Hayvanlar da tıpkı insanlar gibidir. İnsanlar nasıl sevinip üzülürlerse, nasıl heyecanlanıp korkarlarsa, hayvanlar da öyle sevinirler, üzülürler, heyecanlanırlar, korkarlar.
Korku deyince, aklıma, ak tavşanın korkusunu anlatan masal geldi. Size de anlatayım da dinleyin.
Ormanın içinde, yalnız başına bir ak tavşan yaşarmış. Ak tavşan her şeyden korkarmış. Rüzgâr esse korkarmış, yağmur yağsa korkarmış; hatta karıncadan bile korkarmış. Ak tavşanın bu korkusunu bilen diğer hayvanlar da, onun bu huyuyla alay eder; onu sürekli korkuturlarmış. Ak tavşan artık yaşadığı korkulara dayanamaz hale gelerek: “Bu korkularla yaşamaktan bıktım, usandım. Kendimi göle atayım da kurtulayım” demiş ve göle doğru yola koyulmuş.

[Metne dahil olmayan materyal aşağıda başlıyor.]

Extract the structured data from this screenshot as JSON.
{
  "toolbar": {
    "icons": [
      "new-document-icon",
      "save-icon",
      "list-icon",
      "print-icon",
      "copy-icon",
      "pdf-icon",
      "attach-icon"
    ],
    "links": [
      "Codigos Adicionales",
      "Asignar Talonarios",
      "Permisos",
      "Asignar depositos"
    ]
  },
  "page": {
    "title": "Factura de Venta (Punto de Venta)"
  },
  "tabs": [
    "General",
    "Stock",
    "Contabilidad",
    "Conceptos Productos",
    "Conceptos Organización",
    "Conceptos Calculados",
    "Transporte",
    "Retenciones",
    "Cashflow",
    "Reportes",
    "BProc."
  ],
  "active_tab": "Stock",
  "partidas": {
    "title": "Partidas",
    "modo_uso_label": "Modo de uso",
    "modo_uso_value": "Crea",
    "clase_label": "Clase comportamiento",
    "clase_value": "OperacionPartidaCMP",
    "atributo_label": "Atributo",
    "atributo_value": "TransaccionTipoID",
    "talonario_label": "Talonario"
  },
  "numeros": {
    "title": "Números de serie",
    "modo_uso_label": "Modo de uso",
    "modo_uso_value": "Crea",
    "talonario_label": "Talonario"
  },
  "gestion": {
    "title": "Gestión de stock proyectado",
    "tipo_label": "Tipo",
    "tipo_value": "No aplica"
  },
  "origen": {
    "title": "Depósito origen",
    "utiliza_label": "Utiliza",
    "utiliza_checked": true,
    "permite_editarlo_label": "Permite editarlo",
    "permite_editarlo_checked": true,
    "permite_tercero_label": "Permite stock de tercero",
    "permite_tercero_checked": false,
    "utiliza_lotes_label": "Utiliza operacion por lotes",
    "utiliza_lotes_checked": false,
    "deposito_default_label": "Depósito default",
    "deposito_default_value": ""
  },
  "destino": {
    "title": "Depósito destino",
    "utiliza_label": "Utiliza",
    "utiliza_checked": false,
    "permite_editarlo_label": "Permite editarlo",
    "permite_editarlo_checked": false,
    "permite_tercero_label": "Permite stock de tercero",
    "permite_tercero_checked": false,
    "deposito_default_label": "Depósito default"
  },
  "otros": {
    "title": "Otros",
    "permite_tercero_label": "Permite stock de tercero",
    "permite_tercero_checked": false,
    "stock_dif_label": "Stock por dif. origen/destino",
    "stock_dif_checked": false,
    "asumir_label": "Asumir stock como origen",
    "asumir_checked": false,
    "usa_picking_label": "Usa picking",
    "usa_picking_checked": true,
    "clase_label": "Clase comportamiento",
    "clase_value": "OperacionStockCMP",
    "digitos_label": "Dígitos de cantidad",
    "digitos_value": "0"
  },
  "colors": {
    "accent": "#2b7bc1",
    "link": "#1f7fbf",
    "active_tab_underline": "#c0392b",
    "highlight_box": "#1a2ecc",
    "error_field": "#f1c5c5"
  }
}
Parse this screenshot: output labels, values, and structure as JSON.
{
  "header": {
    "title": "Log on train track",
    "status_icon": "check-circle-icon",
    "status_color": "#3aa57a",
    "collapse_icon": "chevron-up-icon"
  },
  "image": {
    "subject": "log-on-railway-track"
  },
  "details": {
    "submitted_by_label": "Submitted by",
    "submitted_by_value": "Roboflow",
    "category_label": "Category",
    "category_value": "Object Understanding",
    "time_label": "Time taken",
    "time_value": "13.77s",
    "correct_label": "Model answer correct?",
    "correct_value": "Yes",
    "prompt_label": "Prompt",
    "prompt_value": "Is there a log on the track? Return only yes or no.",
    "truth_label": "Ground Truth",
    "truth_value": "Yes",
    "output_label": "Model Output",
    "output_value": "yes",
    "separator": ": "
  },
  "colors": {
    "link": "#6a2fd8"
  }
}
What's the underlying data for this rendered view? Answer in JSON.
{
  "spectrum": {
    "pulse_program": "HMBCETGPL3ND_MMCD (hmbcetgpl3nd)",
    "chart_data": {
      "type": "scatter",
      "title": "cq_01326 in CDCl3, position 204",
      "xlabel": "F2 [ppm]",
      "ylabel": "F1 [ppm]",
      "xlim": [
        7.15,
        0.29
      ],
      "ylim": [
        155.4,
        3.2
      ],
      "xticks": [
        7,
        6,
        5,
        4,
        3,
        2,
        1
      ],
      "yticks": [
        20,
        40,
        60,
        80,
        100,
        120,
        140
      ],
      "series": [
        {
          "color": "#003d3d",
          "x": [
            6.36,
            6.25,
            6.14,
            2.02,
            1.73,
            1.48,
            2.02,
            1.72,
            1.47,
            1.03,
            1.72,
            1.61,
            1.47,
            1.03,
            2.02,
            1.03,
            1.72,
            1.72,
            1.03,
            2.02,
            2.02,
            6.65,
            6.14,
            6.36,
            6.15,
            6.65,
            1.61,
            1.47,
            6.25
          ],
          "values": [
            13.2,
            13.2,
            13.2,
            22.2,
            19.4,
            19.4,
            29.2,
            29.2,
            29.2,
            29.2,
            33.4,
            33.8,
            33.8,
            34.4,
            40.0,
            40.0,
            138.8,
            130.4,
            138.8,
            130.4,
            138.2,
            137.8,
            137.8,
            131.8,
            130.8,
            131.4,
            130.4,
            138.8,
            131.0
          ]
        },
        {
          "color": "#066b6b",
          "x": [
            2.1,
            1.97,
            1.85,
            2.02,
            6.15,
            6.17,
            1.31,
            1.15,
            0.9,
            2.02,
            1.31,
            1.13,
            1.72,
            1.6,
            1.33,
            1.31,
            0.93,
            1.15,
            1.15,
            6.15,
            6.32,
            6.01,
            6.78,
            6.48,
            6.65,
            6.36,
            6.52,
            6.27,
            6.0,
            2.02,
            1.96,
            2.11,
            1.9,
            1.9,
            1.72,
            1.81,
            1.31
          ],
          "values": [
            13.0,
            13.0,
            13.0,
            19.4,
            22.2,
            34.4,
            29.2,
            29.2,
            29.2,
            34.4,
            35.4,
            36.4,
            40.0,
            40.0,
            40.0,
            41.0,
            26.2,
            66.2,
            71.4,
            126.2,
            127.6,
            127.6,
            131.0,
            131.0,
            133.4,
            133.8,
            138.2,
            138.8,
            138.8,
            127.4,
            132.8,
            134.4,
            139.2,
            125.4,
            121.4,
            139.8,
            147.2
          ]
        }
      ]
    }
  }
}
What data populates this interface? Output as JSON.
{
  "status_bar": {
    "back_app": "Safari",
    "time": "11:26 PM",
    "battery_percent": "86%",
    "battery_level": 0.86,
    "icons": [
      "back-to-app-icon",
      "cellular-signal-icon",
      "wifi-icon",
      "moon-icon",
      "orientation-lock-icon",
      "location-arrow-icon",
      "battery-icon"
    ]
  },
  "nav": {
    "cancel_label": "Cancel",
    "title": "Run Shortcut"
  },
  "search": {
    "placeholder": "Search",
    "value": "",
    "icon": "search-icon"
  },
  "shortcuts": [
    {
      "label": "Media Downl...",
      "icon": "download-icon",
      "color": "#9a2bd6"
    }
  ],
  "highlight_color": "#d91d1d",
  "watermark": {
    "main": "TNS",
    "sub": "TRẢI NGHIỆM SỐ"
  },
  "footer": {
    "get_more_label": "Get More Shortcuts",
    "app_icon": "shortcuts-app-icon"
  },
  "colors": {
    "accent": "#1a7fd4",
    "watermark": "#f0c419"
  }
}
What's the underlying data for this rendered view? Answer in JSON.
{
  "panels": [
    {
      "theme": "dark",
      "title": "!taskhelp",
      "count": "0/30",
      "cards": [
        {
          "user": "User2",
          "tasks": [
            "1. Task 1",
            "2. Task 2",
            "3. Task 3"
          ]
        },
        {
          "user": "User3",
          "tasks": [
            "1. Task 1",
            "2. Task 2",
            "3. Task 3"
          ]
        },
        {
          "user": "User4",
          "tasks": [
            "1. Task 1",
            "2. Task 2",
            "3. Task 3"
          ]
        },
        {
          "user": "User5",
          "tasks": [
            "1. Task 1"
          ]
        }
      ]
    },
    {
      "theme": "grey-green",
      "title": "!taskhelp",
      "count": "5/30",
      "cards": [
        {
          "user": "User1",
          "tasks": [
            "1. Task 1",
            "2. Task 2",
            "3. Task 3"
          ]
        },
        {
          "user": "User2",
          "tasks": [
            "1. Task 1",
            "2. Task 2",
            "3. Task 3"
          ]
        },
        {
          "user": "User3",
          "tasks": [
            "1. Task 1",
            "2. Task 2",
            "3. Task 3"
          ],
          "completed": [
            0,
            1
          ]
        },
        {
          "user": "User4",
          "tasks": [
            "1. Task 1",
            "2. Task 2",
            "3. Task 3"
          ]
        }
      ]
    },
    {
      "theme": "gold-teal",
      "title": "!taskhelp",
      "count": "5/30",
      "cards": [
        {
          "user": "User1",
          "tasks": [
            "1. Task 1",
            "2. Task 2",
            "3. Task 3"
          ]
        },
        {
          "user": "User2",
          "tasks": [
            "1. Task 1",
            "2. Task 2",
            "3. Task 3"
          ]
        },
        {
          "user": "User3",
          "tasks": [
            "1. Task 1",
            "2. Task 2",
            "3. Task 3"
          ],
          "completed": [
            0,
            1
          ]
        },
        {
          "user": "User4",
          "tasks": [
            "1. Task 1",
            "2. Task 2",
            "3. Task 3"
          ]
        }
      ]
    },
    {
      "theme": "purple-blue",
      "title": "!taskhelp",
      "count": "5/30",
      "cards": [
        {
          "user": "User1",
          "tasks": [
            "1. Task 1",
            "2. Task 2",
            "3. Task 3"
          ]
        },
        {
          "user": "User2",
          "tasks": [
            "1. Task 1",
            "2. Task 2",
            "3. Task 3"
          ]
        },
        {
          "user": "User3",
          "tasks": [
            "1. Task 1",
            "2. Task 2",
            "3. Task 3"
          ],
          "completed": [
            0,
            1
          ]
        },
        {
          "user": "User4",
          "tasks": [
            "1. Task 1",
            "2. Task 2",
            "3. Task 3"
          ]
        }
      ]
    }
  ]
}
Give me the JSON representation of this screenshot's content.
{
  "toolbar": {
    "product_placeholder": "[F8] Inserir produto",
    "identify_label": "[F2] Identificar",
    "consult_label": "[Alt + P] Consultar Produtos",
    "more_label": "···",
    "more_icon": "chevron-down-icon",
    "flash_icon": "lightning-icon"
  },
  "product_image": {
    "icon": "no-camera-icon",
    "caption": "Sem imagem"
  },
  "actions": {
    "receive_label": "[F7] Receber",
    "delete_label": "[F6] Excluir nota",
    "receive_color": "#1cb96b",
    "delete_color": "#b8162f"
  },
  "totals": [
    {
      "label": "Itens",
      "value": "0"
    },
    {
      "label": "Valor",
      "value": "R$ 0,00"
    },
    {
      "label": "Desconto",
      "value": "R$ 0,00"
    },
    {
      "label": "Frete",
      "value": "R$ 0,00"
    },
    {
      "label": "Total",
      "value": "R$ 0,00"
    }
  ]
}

Az gidiyor uz gidiyor, dere tepe düz gidiyor. En sonunda gölün kıyısına varıyor. Gölün kıyısında yuva yapmış olan kurbağalar, ak tavşanın kendilerine doğru geldiğini görünce, korkularından suya atlamışlar. Kurbağaların kendisinden korkarak suya atladıklarını gören ak tavşan: “Yahu benden korkakları da varmış. Ben de korkularımla yaşamayı, onları alt etmeyi öğrenmeliyim” diyerek, göle atlamaktan vazgeçmiş.
FERMANI OKU AHRETLİK
Tilkiyle çakal ahretlik olmuşlar. Gez-dolaş; vakit geçmiş. Bizim iki kafadarın karınları acıkmış tabii. “Nasıl yapsak da karnımızı doyursak” diye düşünürken, tilki:
— Bir fikrim var ahretlik demiş.
— Nedir?
— Ahmet Aga’nın bağına girip üzüm yiyeceğiz.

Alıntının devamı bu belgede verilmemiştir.